About the Learning Lab
The goal of these online Learning Lab sessions is to provide you with revitalized and more expanded equity analyses and orientations for your workplace or organization. We will strengthen your capacities in key transformational areas through the practices of radical imagination, collective health-focused strategies, and creative storytelling, As above, so below: these transformational areas are both the roots and the branches needed to heal and address the collective issues of inequity and lack of imagination we face.
During these Learning Lab sessions, we will dream and organize around Marian Wright Edelman’s insightful quote: ‘… you can’t be what you can’t see.’ Through mini-modules of learning engaging the arts, our own stories, and transformative and liberatory equity questions and concepts, we will better see patterns of harm and destruction specific to our challenges while reigniting and sensing into our collective dreams and visions in order to best redesign our futures. We will find inspiration and the ability to lovingly crack open our thinking and seeing such patterns and visions through weaving in the voices of visionary artists, political activists , and scientists.
To see clearly also means seeing and feeling the ‘whole’ of the issues and the changes we are facing, emphasizing a focus on both the individual and the organizational, and both the internal-facing issues to self and group as well as the external-facing ones. This comprehensive approach calls us to center our collective health and well-being in terms of content and format. Sessions are designed with participants’ health and accessibility in mind and centered. This includes length of sessions, time for rest and breaks, spreading out sessions in doable ways, and emphasizing multiple ways of knowing and being. Through moving pre- and post-session engagements, silent reflection, small group work and large group discussions, you will learn to go deeper in your analyses and further develop an orientation to your equity work, both of which can help sustain equity efforts in such profoundly shifting and deeply challenging times.
Significant time will be spent looking at and working on the particulars of your organization/workplace. To that end, we encourage you to send more than one person to this Lab so that teams can work together and learn together.

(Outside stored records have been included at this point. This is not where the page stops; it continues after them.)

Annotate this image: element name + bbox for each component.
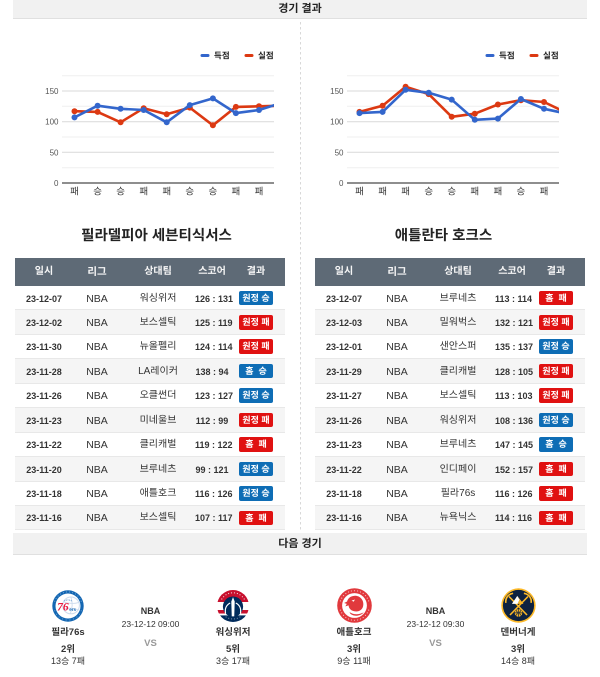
svg-text:승: 승 (424, 187, 433, 198)
svg-text:득점: 득점 (214, 51, 230, 61)
svg-text:50: 50 (50, 148, 59, 157)
svg-text:승: 승 (116, 187, 125, 198)
svg-text:패: 패 (494, 187, 503, 198)
svg-text:실점: 실점 (258, 51, 274, 61)
svg-text:패: 패 (470, 187, 479, 198)
svg-text:승: 승 (447, 187, 456, 198)
svg-text:승: 승 (185, 187, 194, 198)
svg-text:150: 150 (330, 87, 344, 96)
svg-text:100: 100 (330, 118, 344, 127)
svg-text:승: 승 (517, 187, 526, 198)
svg-text:패: 패 (401, 187, 410, 198)
svg-text:패: 패 (70, 187, 79, 198)
svg-text:패: 패 (232, 187, 241, 198)
svg-text:승: 승 (209, 187, 218, 198)
svg-text:득점: 득점 (499, 51, 515, 61)
svg-text:50: 50 (335, 148, 344, 157)
svg-text:0: 0 (54, 179, 59, 188)
svg-text:패: 패 (355, 187, 364, 198)
svg-text:ers: ers (69, 607, 76, 612)
svg-text:패: 패 (162, 187, 171, 198)
svg-text:76: 76 (57, 601, 69, 613)
svg-text:실점: 실점 (543, 51, 559, 61)
svg-text:150: 150 (45, 87, 59, 96)
svg-text:패: 패 (255, 187, 264, 198)
svg-text:패: 패 (378, 187, 387, 198)
svg-text:100: 100 (45, 118, 59, 127)
svg-text:승: 승 (93, 187, 102, 198)
svg-text:패: 패 (139, 187, 148, 198)
svg-text:0: 0 (339, 179, 344, 188)
svg-text:패: 패 (540, 187, 549, 198)
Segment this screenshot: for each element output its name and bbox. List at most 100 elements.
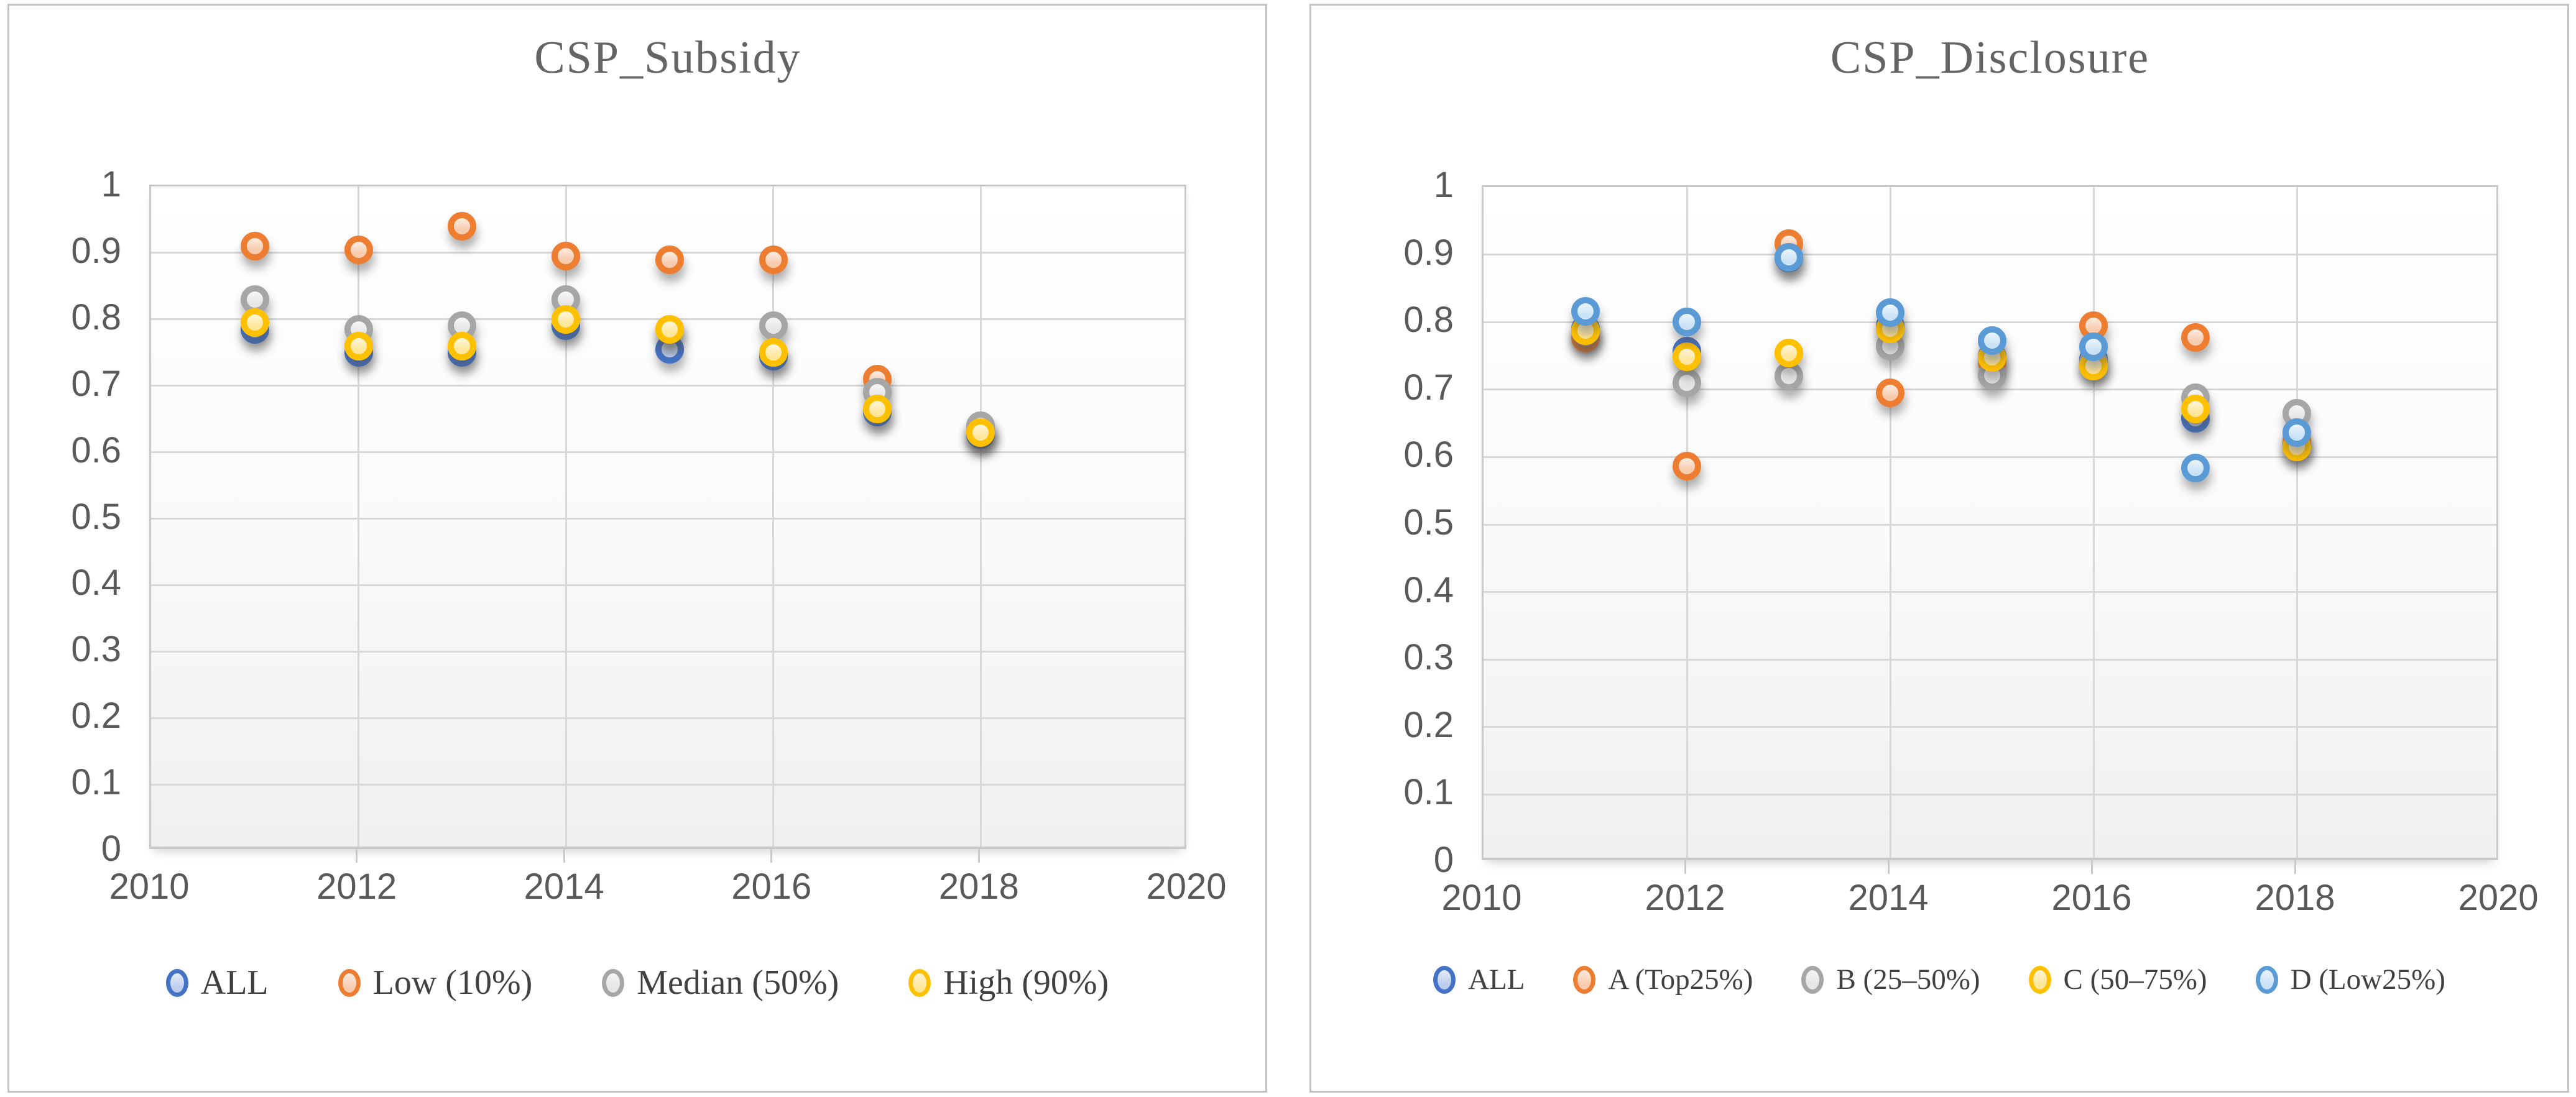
data-point-marker (2079, 333, 2108, 362)
gridline-v (358, 186, 360, 847)
plot-area (149, 185, 1186, 849)
axis-tick (563, 849, 565, 863)
gridline-h (151, 783, 1184, 786)
x-tick-label: 2018 (938, 866, 1019, 907)
y-tick-label: 0.8 (1403, 300, 1454, 341)
gridline-h (151, 451, 1184, 454)
legend-item: ALL (165, 963, 269, 1003)
gridline-v (979, 186, 982, 847)
data-point-marker (2181, 395, 2210, 424)
data-point-marker (1774, 339, 1803, 368)
gridline-h (1484, 456, 2496, 458)
chart-title: CSP_Disclosure (1830, 32, 2150, 83)
data-point-marker (1876, 379, 1904, 408)
x-tick-label: 2018 (2255, 878, 2335, 918)
legend-item: B (25–50%) (1801, 963, 1980, 996)
y-tick-label: 0.6 (1403, 434, 1454, 475)
legend-marker-icon (908, 968, 931, 997)
legend-label: Median (50%) (637, 963, 839, 1002)
gridline-h (1484, 591, 2496, 594)
y-tick-label: 0.5 (71, 496, 121, 537)
data-point-marker (1774, 362, 1803, 391)
axis-tick (1684, 860, 1686, 874)
legend-marker-icon (1801, 965, 1824, 994)
legend-item: A (Top25%) (1573, 963, 1753, 996)
axis-tick (770, 849, 773, 863)
gridline-h (1484, 254, 2496, 256)
legend-marker-icon (165, 968, 188, 997)
y-tick-label: 0.9 (71, 230, 121, 271)
y-tick-label: 0.1 (71, 762, 121, 803)
data-point-marker (1673, 368, 1701, 397)
gridline-v (1686, 187, 1688, 858)
y-tick-label: 0.5 (1403, 502, 1454, 543)
data-point-marker (1571, 296, 1600, 326)
y-tick-label: 0.7 (1403, 367, 1454, 408)
chart-legend: ALL A (Top25%) B (25–50%) C (50–75%) D (Low2… (1311, 963, 2567, 996)
x-tick-label: 2012 (1645, 878, 1725, 918)
data-point-marker (1673, 308, 1701, 337)
data-point-marker (966, 418, 995, 447)
gridline-h (1484, 321, 2496, 323)
y-tick-label: 0.6 (71, 429, 121, 470)
y-tick-label: 0.3 (71, 629, 121, 670)
gridline-v (2296, 187, 2298, 858)
gridline-h (1484, 658, 2496, 661)
x-tick-label: 2014 (524, 866, 604, 907)
legend-marker-icon (2255, 965, 2278, 994)
y-tick-label: 0.7 (71, 363, 121, 404)
legend-item: Low (10%) (338, 963, 533, 1003)
chart-title: CSP_Subsidy (534, 32, 801, 83)
legend-label: C (50–75%) (2063, 963, 2207, 996)
data-point-marker (2181, 453, 2210, 482)
gridline-h (1484, 523, 2496, 526)
data-point-marker (448, 212, 477, 241)
legend-label: Low (10%) (372, 963, 533, 1002)
y-tick-label: 0.8 (71, 296, 121, 337)
axis-tick (356, 849, 358, 863)
data-point-marker (1876, 298, 1904, 327)
axis-tick (977, 849, 980, 863)
data-point-marker (759, 338, 788, 367)
y-tick-label: 0.9 (1403, 232, 1454, 273)
gridline-h (151, 584, 1184, 586)
legend-label: D (Low25%) (2290, 963, 2445, 996)
gridline-v (1889, 187, 1891, 858)
gridline-h (1484, 793, 2496, 796)
legend-item: Median (50%) (602, 963, 839, 1003)
data-point-marker (759, 245, 788, 274)
x-tick-label: 2014 (1848, 878, 1929, 918)
chart-panel-disclosure: CSP_Disclosure ALL A (Top25%) B (25–50%) C … (1309, 4, 2569, 1093)
chart-legend: ALL Low (10%) Median (50%) High (90%) (9, 963, 1265, 1003)
y-tick-label: 0 (1433, 840, 1454, 880)
gridline-h (1484, 726, 2496, 728)
gridline-h (151, 385, 1184, 387)
chart-panel-subsidy: CSP_Subsidy ALL Low (10%) Median (50%) High… (7, 4, 1267, 1093)
data-point-marker (655, 314, 684, 344)
data-point-marker (448, 331, 477, 360)
y-tick-label: 0.4 (1403, 569, 1454, 610)
legend-item: ALL (1433, 963, 1525, 996)
data-point-marker (1673, 451, 1701, 480)
x-tick-label: 2020 (2458, 878, 2539, 918)
data-point-marker (2181, 323, 2210, 352)
y-tick-label: 0.1 (1403, 772, 1454, 813)
legend-label: A (Top25%) (1608, 963, 1753, 996)
legend-label: ALL (200, 963, 269, 1002)
gridline-v (565, 186, 567, 847)
x-tick-label: 2020 (1146, 866, 1227, 907)
legend-marker-icon (1573, 965, 1596, 994)
axis-tick (2294, 860, 2296, 874)
data-point-marker (1977, 326, 2006, 355)
legend-marker-icon (1433, 965, 1456, 994)
plot-area (1482, 185, 2498, 860)
y-tick-label: 1 (1433, 165, 1454, 205)
y-tick-label: 0 (101, 828, 121, 869)
y-tick-label: 0.3 (1403, 637, 1454, 678)
data-point-marker (240, 308, 269, 337)
y-tick-label: 1 (101, 164, 121, 204)
gridline-h (151, 518, 1184, 520)
data-point-marker (240, 232, 269, 261)
legend-item: D (Low25%) (2255, 963, 2445, 996)
gridline-h (151, 717, 1184, 719)
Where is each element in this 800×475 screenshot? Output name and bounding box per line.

This is an advanced Learning Lab. It assumes that attendees have a basic
understanding of:
● why and how transformative approaches (versus strictly transactional ones) address
white supremacy and structural racism;
● the need for rooting in more creative, imaginative and mindful practices in order to move us towards greater transformation;
● being aware of and having some practice in letting go of practices that keep us in siloed, top-down, supremacist and/or or internalized oppressive ways of being;
● the patterns and relationships that drive systems and structures;
● the history and ongoing presence of colonialism, white supremacy, and exploitation;
and
● how contemporary systems of inequity continue to be embedded in structures,
cultures, and collective social identity formations.
This Learning Lab will be conducted on Zoom. It will be structured to allow for significant breaks.
First person from an organization — $600
- Each additional person — $450
Facilitators
SHAKTI
BUTLER, Ph.D.
Founder & President of World Trust
Shakti Butler, Phd. Founder and President of World Trust Educational Services, a 20+ year old non-profit producing films, learning labs and trainings, and curricula offering comprehensive capabilities necessary to help you solve the most complex issues of your organization. Our work heals and transforms people, communities, and institutions. Shakti has produced 5 documentary films including the iconic Cracking the Codes: The System of Racial Inequity and Healing Justice.
Ericka Huggins
World Trust Facilitator
Ericka Huggins is an educator, Black Panther Party member, former political prisoner, human rights advocate and poet.
For 40 years Ericka has lectured in the United States, and internationally, on Restorative Practices and, the role of spiritual practice in creating social change. Ericka speaks on campuses, and in community, about the importance of inclusive grassroots movements.
Ericka was professor of Sociology and African American Studies from 2011 through 2015 in the Peralta Community College District. At Merritt College, home of the Black Panther Party, she
co-created and taught a course titled, “The Black Panther Party- Strategies for Organizing The People”.
Currently Ericka works with WORLD TRUST facilitating conversations about Race and Gender Equity. In addition, she facilitates workshops on Radical Self Care for Women of Color.